Maria McKinney’s exhibition for Illuminations gallery considers a possible co-relation between two seemingly disparate subject areas – genetics and pagan ritual.
In pre-Christian Europe, people annually performed customs in relation to the reaping and sewing of the harvest. These rituals have since been popularly interpreted as an attempt to influence the future behaviour of nature. Part of this practice involved making a corn dolly, an object made through the intricate handcraft of binding straw with the final sheaf of that year’s crop. This figurine is regarded as the vessel to where the spirit of the harvest resorted and resided through the winter months after the crop was reaped. In spring it would be returned to the earth by being buried under the first sown seed. This doll has since become a symbol of fertility, both of the land and the living creatures that feed off it.
In contemporary society however, the branch of knowledge known as genomics has given humans the ability to truly influence how nature behaves in future generations of animal and plant species. Having gained an understanding of the complex structure of genes and their functionality, the emergence of bioinformatics has allowed scientists to direct breeding strategies with the objective of achieving more physically healthy and commercially productive animals.
The colourful objects on the back of the bulls are made from semen straws, the storage receptacles used in the artificial insemination process. Produced in highly hygienic environments, these receptacles come in a variety of bright pop colours to help distinguish between different bull’s semen while being stored in liquid nitrogen.

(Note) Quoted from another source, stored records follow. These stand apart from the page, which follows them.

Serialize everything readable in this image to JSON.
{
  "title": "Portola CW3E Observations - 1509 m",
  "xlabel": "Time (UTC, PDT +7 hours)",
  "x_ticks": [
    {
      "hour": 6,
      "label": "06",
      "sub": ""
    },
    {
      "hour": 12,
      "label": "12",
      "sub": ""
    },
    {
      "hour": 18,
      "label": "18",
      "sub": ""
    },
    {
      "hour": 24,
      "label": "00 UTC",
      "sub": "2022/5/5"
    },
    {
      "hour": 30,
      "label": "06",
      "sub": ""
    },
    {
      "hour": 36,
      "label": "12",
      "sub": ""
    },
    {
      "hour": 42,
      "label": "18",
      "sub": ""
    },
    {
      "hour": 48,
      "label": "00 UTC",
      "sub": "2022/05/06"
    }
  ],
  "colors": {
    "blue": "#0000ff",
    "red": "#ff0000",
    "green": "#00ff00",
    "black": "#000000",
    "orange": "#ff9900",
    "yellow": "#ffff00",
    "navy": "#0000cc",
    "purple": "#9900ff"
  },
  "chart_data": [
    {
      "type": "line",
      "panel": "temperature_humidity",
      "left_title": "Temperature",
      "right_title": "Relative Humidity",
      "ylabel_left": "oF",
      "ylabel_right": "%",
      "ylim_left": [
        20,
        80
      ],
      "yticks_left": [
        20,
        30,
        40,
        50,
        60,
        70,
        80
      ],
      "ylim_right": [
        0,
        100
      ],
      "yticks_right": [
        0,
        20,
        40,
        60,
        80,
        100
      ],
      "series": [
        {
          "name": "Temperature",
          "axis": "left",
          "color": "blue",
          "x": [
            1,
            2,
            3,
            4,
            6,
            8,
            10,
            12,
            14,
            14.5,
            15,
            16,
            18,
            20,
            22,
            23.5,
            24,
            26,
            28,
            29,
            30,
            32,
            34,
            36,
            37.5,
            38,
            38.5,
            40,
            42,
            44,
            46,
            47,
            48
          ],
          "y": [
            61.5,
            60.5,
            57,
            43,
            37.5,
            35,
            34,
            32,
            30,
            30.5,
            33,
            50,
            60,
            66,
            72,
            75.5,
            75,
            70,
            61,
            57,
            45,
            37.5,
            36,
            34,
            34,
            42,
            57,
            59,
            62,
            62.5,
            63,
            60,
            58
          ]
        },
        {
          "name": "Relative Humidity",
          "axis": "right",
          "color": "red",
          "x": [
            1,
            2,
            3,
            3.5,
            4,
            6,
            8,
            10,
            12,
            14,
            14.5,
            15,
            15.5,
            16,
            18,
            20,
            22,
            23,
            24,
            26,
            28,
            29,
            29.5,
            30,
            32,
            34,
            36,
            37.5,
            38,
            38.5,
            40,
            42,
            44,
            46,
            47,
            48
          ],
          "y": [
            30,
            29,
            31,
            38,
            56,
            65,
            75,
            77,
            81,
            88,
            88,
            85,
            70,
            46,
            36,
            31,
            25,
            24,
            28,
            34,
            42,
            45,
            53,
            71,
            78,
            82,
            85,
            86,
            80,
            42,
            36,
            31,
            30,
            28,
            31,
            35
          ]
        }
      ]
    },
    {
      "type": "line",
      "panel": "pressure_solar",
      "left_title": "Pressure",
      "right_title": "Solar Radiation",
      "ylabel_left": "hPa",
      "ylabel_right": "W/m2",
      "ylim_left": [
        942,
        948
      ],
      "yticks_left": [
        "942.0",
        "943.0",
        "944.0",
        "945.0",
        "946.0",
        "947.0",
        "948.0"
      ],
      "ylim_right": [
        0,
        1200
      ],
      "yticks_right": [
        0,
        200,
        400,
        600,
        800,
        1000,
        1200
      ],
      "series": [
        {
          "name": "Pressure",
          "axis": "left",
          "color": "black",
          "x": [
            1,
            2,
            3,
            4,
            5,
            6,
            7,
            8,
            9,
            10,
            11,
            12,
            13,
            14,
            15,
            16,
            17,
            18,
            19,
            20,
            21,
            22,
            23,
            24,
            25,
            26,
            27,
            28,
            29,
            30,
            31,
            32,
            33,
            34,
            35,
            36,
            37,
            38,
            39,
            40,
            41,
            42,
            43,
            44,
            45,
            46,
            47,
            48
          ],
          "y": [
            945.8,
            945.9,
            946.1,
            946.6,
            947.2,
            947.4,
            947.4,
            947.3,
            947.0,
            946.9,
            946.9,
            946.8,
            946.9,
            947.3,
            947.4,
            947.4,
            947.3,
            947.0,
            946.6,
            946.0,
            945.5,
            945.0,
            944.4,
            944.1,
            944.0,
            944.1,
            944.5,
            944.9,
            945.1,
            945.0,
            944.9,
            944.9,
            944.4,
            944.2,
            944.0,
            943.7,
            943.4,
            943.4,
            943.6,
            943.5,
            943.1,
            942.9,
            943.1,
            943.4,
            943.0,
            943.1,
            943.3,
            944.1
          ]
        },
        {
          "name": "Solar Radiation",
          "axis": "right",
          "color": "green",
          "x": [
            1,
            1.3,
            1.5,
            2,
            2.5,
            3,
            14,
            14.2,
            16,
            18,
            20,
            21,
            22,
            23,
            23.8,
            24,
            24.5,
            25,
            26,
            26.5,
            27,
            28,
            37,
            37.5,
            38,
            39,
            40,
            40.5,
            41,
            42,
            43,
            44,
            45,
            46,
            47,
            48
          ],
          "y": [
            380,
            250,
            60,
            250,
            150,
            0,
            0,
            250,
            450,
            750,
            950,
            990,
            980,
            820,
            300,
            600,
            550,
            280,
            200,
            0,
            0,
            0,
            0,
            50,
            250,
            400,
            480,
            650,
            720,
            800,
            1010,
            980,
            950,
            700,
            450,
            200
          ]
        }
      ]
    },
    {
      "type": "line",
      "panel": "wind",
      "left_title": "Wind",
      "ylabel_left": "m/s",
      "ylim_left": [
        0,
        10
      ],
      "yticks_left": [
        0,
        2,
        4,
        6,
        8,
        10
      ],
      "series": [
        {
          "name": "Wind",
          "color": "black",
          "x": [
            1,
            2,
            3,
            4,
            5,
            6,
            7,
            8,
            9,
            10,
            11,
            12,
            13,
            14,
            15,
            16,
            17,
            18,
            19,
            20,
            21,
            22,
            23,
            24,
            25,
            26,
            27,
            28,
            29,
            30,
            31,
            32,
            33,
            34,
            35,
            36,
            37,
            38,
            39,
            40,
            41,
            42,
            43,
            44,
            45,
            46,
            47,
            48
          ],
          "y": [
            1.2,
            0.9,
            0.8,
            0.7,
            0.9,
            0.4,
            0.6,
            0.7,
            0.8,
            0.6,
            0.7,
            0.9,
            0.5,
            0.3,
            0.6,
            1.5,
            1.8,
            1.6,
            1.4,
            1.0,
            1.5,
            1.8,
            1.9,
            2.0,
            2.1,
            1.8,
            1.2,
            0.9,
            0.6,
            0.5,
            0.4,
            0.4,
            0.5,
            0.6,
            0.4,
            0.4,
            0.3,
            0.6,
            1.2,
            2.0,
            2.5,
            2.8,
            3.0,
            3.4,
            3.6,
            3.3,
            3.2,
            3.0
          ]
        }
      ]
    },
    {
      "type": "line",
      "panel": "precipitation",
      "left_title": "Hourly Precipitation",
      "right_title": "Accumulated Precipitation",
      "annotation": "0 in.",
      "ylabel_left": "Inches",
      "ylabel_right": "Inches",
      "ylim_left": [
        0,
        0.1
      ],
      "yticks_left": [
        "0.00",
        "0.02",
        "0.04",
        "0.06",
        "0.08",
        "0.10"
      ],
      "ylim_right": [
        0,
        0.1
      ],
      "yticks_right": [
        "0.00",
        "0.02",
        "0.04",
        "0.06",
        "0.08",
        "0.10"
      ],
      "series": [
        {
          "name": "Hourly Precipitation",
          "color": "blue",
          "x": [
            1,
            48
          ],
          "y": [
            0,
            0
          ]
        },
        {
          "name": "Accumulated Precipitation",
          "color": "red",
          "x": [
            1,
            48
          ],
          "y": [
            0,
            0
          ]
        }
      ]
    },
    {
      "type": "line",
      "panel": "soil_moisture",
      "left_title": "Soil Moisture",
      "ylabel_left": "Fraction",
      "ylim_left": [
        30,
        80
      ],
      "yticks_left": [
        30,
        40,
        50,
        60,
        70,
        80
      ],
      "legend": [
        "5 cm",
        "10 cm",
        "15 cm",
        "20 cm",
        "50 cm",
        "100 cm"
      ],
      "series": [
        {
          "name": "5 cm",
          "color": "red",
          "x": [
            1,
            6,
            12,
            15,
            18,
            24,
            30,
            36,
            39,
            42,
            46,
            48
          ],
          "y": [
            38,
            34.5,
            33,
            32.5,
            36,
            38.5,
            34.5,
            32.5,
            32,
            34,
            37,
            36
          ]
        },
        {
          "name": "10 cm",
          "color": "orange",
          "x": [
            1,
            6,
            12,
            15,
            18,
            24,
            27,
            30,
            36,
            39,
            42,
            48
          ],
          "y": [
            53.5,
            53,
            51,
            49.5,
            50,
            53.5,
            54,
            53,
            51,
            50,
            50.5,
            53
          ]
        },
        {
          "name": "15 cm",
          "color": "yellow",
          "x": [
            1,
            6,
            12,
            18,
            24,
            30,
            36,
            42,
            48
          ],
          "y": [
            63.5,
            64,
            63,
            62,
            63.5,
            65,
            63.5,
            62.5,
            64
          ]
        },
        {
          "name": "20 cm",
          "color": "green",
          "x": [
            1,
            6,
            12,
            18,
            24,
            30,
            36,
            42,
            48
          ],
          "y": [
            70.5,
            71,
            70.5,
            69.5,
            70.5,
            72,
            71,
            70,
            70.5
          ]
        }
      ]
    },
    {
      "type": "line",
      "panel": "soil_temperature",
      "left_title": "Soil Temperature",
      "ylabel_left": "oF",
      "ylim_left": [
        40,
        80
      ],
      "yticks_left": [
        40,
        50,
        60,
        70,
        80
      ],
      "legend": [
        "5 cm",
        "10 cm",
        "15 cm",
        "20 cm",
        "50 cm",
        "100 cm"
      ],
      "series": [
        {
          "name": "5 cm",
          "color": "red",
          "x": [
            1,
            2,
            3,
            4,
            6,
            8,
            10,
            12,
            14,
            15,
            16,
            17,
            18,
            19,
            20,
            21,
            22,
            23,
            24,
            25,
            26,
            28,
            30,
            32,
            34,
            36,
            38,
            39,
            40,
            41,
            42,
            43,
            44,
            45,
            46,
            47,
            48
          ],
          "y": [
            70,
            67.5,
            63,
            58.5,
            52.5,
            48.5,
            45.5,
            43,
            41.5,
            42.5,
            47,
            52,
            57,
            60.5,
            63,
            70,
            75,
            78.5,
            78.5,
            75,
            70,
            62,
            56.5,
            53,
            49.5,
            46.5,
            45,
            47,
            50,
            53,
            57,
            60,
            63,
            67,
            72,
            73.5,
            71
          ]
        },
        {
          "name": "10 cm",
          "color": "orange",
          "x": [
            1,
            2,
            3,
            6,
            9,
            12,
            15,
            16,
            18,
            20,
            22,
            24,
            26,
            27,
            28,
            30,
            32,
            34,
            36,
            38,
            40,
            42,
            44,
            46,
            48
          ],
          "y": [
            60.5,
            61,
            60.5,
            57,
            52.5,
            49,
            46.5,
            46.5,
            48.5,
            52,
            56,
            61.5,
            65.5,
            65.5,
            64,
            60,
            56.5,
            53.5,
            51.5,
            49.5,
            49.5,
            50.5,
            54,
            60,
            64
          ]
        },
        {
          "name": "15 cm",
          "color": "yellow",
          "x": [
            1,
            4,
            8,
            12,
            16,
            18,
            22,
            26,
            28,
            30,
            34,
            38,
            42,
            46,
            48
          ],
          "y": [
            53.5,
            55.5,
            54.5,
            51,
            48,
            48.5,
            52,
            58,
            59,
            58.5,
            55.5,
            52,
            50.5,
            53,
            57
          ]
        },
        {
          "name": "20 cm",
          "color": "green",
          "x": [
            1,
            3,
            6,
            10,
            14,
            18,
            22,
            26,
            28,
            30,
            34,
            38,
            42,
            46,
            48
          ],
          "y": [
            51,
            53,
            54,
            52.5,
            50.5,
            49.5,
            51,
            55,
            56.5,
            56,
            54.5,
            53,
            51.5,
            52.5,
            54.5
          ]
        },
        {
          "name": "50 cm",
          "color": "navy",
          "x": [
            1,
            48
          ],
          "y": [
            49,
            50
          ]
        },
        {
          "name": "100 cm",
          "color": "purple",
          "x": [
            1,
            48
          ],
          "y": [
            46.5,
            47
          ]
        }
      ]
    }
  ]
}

As the semen straw is party to these animals propagation, it is imbued with a different significance from its natural predecessor. It is a symbolic carrier, a vessel of contemporary values and meaning. The animals are the bearers of these ceremonial-inspired sculptures. Together, the carrier and object coalesce into something strange and entrancing.
This body of work is proposed as a rephrasing of what was once intangible. Now we not only understand these formerly mysterious processes of propagation, but also manipulate them to our own ends. This ability is in itself a cause of wonderment; the magic has become in a sense, real.
Previous solo exhibitions include the RHA, Dublin; Lokaal 01, Antwerp, Belgium (both 2016); La Permanence, Clermont-Ferrand, France (2015); the MAC, Belfast (2012) and the Lab Gallery, Dublin (2010). Maria was shortlisted for the MAC International Prize 2014, selected by Judith Nesbitt, Francesco Bonami and Hugh Mulholland. She has completed a residency in Skowhegan in 2017, an international summer school in Maine, USA, the UCD school of science 2015/16 and Fire Station Artists Studios 2012-2015.